L’œuvre, d’une grande finesse, participe de la production artistique dévotionnelle suscitée à grande échelle par le Ve DalaÏ Lama (1617-1681) après sa conquête de la totalité du Tibet en 1642, puis, après sa mort, par le régent avant la chute de ce dernier en 1705. Ici, le thème exalte donc tout à la fois les dalaï lamas, incarnations d’Avalokiteśvara, et l’indépendance d’un Tibet unifié. La résidence que le Ve Dalaï lama se fit élever à l’ouest de la capitale Lha-sa porte le nom de Potala et renforce ce symbolisme, comme le pèlerinage dans la cité sainte qui connaitra à partir de cette époque une fréquentation renouvelée.

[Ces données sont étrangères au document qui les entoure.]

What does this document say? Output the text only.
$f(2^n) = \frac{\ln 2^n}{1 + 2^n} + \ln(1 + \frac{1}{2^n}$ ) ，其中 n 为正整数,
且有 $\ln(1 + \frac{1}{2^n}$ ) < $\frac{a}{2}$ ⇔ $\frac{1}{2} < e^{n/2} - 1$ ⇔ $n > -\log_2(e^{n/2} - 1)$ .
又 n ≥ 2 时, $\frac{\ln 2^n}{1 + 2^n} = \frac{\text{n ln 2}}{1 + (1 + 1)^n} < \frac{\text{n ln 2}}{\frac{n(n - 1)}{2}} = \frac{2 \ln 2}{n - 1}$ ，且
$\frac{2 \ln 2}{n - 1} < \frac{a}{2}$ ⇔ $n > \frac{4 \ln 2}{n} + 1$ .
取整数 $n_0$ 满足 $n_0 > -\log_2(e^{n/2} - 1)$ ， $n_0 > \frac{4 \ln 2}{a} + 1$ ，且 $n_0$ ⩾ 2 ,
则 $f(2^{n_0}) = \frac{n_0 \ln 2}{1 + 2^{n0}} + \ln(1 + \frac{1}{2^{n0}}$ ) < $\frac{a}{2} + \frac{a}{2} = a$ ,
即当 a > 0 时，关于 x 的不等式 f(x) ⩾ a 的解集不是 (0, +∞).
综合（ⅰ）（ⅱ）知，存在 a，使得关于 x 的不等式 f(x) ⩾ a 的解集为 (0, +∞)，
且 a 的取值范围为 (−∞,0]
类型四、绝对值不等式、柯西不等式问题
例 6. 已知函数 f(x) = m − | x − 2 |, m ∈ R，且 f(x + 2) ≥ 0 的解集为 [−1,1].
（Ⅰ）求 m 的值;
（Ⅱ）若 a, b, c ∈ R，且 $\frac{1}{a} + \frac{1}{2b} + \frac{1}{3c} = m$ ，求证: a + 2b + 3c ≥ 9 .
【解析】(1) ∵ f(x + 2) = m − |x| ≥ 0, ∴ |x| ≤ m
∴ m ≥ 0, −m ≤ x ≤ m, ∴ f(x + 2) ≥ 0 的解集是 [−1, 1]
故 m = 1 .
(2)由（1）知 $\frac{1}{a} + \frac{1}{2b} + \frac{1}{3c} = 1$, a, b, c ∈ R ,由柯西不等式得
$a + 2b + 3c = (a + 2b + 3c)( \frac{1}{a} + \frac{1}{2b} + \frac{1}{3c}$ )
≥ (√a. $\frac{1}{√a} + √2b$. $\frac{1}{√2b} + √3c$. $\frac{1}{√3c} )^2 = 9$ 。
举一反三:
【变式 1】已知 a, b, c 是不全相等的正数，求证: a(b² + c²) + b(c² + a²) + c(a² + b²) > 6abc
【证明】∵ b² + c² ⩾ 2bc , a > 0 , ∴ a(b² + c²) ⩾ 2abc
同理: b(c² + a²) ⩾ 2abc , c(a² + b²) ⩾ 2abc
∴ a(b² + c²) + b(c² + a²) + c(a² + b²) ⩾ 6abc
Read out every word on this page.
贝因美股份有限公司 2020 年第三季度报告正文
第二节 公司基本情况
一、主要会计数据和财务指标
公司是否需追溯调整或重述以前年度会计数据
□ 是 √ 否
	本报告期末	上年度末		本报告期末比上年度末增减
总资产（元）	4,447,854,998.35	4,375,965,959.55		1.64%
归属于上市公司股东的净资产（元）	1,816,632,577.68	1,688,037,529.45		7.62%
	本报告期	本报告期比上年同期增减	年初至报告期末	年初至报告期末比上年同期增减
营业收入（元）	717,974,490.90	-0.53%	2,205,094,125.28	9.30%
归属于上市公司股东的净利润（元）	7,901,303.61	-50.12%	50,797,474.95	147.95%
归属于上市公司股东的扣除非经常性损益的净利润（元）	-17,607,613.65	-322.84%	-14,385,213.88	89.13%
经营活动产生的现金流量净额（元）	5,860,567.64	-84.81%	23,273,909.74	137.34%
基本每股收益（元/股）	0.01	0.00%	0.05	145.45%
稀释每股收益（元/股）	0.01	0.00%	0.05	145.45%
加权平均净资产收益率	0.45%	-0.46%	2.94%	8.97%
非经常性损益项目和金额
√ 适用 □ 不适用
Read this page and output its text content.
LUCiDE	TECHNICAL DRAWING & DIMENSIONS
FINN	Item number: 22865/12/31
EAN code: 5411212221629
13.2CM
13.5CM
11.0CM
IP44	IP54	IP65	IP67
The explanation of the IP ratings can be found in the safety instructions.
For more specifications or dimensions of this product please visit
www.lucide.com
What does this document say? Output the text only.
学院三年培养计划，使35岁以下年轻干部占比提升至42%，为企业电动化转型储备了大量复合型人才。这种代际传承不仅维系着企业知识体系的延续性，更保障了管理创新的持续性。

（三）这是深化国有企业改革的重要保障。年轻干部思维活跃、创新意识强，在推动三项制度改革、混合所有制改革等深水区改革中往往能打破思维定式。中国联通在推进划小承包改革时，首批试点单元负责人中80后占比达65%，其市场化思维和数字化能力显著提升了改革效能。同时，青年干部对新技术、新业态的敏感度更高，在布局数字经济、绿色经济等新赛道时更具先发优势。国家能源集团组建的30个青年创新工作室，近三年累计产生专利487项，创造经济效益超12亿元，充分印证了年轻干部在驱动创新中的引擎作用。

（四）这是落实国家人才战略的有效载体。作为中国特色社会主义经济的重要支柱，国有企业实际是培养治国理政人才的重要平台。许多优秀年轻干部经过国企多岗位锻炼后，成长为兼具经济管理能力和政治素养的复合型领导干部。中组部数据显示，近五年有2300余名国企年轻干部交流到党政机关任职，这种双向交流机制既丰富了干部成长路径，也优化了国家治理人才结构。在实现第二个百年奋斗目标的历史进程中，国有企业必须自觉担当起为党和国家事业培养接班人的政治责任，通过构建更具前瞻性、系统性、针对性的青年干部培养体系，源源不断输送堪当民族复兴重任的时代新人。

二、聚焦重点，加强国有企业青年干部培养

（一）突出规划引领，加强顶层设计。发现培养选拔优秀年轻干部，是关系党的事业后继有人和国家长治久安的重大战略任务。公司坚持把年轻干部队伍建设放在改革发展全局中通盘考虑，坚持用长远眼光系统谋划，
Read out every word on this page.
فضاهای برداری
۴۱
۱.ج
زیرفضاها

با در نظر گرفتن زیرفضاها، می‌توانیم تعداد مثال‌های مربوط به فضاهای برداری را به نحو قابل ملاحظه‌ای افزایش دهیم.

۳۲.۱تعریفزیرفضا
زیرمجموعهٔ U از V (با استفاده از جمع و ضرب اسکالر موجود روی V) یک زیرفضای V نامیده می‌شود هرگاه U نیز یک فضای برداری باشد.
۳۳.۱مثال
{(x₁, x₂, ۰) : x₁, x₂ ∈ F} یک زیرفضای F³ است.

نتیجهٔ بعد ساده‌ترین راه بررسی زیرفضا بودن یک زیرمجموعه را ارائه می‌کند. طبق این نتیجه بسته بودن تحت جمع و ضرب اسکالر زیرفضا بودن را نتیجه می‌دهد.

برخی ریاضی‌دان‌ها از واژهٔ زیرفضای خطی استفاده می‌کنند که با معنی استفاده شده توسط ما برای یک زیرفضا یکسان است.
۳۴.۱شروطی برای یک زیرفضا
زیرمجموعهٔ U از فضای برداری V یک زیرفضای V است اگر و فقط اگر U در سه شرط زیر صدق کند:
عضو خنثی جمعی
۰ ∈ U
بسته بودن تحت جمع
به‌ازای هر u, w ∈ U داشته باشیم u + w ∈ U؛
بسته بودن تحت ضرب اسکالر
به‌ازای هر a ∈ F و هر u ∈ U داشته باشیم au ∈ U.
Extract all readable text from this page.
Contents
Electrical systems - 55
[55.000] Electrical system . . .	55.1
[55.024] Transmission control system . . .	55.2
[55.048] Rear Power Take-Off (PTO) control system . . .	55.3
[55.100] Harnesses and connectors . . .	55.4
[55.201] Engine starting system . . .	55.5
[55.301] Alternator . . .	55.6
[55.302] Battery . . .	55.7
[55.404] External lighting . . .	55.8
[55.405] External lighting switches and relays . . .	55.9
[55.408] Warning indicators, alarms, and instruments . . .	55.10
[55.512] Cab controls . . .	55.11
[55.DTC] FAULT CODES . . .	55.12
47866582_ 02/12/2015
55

Le style participe du nouveau sMan-bris, esthétique fortement favorisée par la cour « potalienne » à cette époque.

Provenance: Collection Béatrice Kiener, France, depuis les années 70.

Art Loss Register Certificate, ref. S00106957.

  • Mullin, Glenn H. : Buddha in Paradise. A Celebration in Himalayan Art. New York, Rubin Museum of Art, 2007.